Assignment 3: Take Home Exam
31005 Machine Learning Spring 2019
TASK
Answer ONE of the following questions (at the end of this document). Answers
should be around 800-1,000 words in length. The structure of your report will vary
slightly for different questions. The required information is stated in the respective
questions.
The questions are challenging, open research questions. It is natural if you are not
100% sure about your answer or you could not answer the question completely.
Your answer will be assessed by your reason in the argument and your insight.
You are allowed (and practically required) to do additional reading on the subject to
answer the questions. The references should be cited properly. The task is
individual work. Direct discussion of the exam question in any form is
considered dishonest.
Criteria
100 The answer is relevant to the question.
The answer is technically sound, which can be assessed either by theoretical proof, or by
reasonable hypothetical arguments, or by empirical evidence such as experimental support.
The proposed solution can be practically feasible. This point is either convinced by logical
argument in the report or supported by empirical evidence.
The report contains sufficient background research of existing solutions to related or similar
problems.
More possible methods are considered. The proposed method is well motivated among the
alternatives.
the report has a clear structure and is well written.
50 The answer is mostly relevant to the question.
The answer is mostly technically sound, but contains obvious issues, or lacks support.
Feasibility discussion is missing, but it is possible for the readers to accept that the proposed
solution is feasible.
There is no effort in studying the background research of existing solutions to related or similar
problems. No alternatives are considered.
The report has a clear structure and is written with care and easy to follow.
Marks
This assignment contributes 30% to your final mark.
SUBMISSION
Due date 11:59pm 9 Oct 2019.
You need to submit an exported PDF of your Jupyter Notebook, including a PLAIN TEXT
link to the Github file to UTSOnline. (Same as A1/2)

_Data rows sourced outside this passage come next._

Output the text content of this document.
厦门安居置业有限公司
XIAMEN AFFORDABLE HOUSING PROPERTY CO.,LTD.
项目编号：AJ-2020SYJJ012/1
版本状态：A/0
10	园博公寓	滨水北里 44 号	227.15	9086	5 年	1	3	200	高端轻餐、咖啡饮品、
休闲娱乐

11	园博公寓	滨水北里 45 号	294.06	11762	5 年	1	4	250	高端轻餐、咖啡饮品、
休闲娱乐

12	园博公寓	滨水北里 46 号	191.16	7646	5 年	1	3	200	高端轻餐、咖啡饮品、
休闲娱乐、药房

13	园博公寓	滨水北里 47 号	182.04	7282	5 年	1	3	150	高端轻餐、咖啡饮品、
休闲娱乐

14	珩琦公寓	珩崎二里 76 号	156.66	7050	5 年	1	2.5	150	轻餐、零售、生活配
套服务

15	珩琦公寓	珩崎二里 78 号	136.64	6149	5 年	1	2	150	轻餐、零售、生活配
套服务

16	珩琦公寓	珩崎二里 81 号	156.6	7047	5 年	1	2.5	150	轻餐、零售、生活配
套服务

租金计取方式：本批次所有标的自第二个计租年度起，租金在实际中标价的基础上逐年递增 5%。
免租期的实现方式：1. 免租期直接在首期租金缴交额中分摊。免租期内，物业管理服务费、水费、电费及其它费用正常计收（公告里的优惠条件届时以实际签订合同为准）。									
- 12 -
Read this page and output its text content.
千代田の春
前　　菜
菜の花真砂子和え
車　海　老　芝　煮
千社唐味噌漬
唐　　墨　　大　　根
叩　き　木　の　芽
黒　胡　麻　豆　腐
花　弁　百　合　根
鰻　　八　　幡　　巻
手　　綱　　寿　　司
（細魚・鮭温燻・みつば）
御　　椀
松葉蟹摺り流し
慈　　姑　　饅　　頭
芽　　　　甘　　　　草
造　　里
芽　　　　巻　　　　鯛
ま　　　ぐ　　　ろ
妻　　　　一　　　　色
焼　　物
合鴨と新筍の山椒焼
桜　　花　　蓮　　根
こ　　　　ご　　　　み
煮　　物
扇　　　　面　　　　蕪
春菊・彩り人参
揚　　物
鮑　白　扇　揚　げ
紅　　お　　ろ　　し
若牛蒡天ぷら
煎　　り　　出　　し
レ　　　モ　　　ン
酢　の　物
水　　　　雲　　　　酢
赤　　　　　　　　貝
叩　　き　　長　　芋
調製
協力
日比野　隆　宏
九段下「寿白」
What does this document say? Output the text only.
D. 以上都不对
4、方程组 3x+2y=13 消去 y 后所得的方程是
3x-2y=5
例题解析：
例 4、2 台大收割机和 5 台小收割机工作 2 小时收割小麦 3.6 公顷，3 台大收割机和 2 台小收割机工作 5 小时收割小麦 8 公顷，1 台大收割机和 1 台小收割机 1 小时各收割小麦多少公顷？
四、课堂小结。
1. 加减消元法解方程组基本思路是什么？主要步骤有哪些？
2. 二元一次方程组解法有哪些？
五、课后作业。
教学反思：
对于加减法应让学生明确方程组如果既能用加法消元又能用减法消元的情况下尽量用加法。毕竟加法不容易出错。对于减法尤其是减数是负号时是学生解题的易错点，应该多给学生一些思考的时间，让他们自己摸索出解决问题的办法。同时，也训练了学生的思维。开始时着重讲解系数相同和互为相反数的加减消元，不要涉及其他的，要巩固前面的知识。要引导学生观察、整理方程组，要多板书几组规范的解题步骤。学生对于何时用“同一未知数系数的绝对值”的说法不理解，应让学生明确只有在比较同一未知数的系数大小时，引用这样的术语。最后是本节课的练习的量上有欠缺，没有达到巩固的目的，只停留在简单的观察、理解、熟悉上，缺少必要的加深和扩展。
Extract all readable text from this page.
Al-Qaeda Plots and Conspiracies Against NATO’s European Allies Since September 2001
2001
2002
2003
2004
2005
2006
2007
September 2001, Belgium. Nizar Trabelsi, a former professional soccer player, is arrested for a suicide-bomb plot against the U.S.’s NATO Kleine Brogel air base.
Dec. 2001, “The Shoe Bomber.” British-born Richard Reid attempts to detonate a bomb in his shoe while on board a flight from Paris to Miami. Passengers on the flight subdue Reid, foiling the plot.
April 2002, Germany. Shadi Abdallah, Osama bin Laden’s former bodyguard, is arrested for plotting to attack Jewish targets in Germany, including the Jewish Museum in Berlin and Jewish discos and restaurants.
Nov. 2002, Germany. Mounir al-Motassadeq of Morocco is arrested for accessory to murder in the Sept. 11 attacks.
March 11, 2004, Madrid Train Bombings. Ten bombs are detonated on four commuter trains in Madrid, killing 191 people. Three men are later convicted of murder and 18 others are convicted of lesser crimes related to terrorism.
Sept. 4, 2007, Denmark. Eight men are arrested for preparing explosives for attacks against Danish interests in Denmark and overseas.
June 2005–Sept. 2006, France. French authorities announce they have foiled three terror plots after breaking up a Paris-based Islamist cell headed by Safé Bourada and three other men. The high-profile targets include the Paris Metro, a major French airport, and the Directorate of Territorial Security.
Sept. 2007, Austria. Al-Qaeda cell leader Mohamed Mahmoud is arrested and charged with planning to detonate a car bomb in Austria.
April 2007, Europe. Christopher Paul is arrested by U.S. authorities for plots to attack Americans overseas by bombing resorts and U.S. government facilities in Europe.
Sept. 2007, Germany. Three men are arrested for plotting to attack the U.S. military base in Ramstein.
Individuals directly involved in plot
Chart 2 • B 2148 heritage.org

Late Penalty 10 marks per day (round-up) past deadline.
Extension Extensions may be granted if arranged with the Subject Coordinator before the
deadline and if decent progress/effort has been made at the time of application. We use
github commission history of your draft report as evidence for progress/effort.
If your performance in an assessment item or items has been affected by extenuating or
special circumstances beyond your control you may apply for Special Consideration.
Information on how to apply can be found at http://www.uts.edu.au/current-students/
managing-your-course/classes-and-assessment/special-circumstances/special.
Due to the size of our class, extensions will lead to delay in marking your assignment and
the final grade.
GROUPWORK
This assignment is an individual task.
0 The answer is mostly irrelevant to the question.
OR
The answer disagrees with existing understanding of the problem, and no logical reason has
been provided.
OR
Feasibility discussion is missing, and it is hard to be convinced that the proposed solution is
feasible. There is no background research of existing solutions to related or similar problems.
No alternatives are considered.
OR
The report is unreadable.
QUESTIONS
QUESTION 1
Following your graduation, you are hired by a polling organisation as a data analyst.
As social media has exploded and transformed the way people interact with each
other, it would be a great idea to use messages collected from social media to
predict how the user can be converted to change his/her support. List three
challenges to solving this problem. With reference to existing approaches, describe
the design of your system. Discuss the ethical and social consequence of this
study.
QUESTION 2
Ensemble methods have been very successful in building classifiers. The hot topics
include how to create diverse classifiers and how to fuse the decisions from
individual classifiers, in particular how to establish the weights that individual
classifiers contribute to the ensemble’s answer. Describe two existing approaches
to solving this problem, discuss their advantages and disadvantages. Make a plan
to address one issue or two (related to learning the weights or creating diverse
classifiers), briefly describe your new method. Explain the reason why the
developed method could outperform the conventional ones.
QUESTION 3
Marketing or advertising companies would be very interested in being able to
predict whether a Twitter message will spread as a meme or not, and even better,
construct it so that it will spread. Why is this a hard problem to solve? Describe two
approaches using data analytics to predict whether a tweet will go viral or not. How
would you validate these approaches? Discuss the ethical and social consequence
of this study.
QUESTION 4
One of the themes in the machine learning models we’ve looked at this semester is
large numbers of parameters that are changed by tiny amounts. Why do so many
apparently different models use such similar techniques? Are there other ways to
approach the problem of learning? Are there also commonalities in the way the
amounts to be changed are determined?
QUESTION 5
Consider if you are in front of a gambling machine. The machine has n arms, pulling
each will yield a random amount of reward. The average reward yielded by each
arm in long-run is a fixed certain value, but the money you receive in individual
rounds is random. E.g. you can expect pulling arm-2 will produce a return of r2, but
the actual returns are random values. The expected return of each arm is unknown
– you know there is a fixed value, but not knowing what the value is. The task is to i)
design a strategy to earn reward as fast as possible (“fast” is defined in terms of the
number you pulling the arms); ii) identify the main challenge in designing such
strategies; iii) discuss the up bound of the performance of the optimal policy.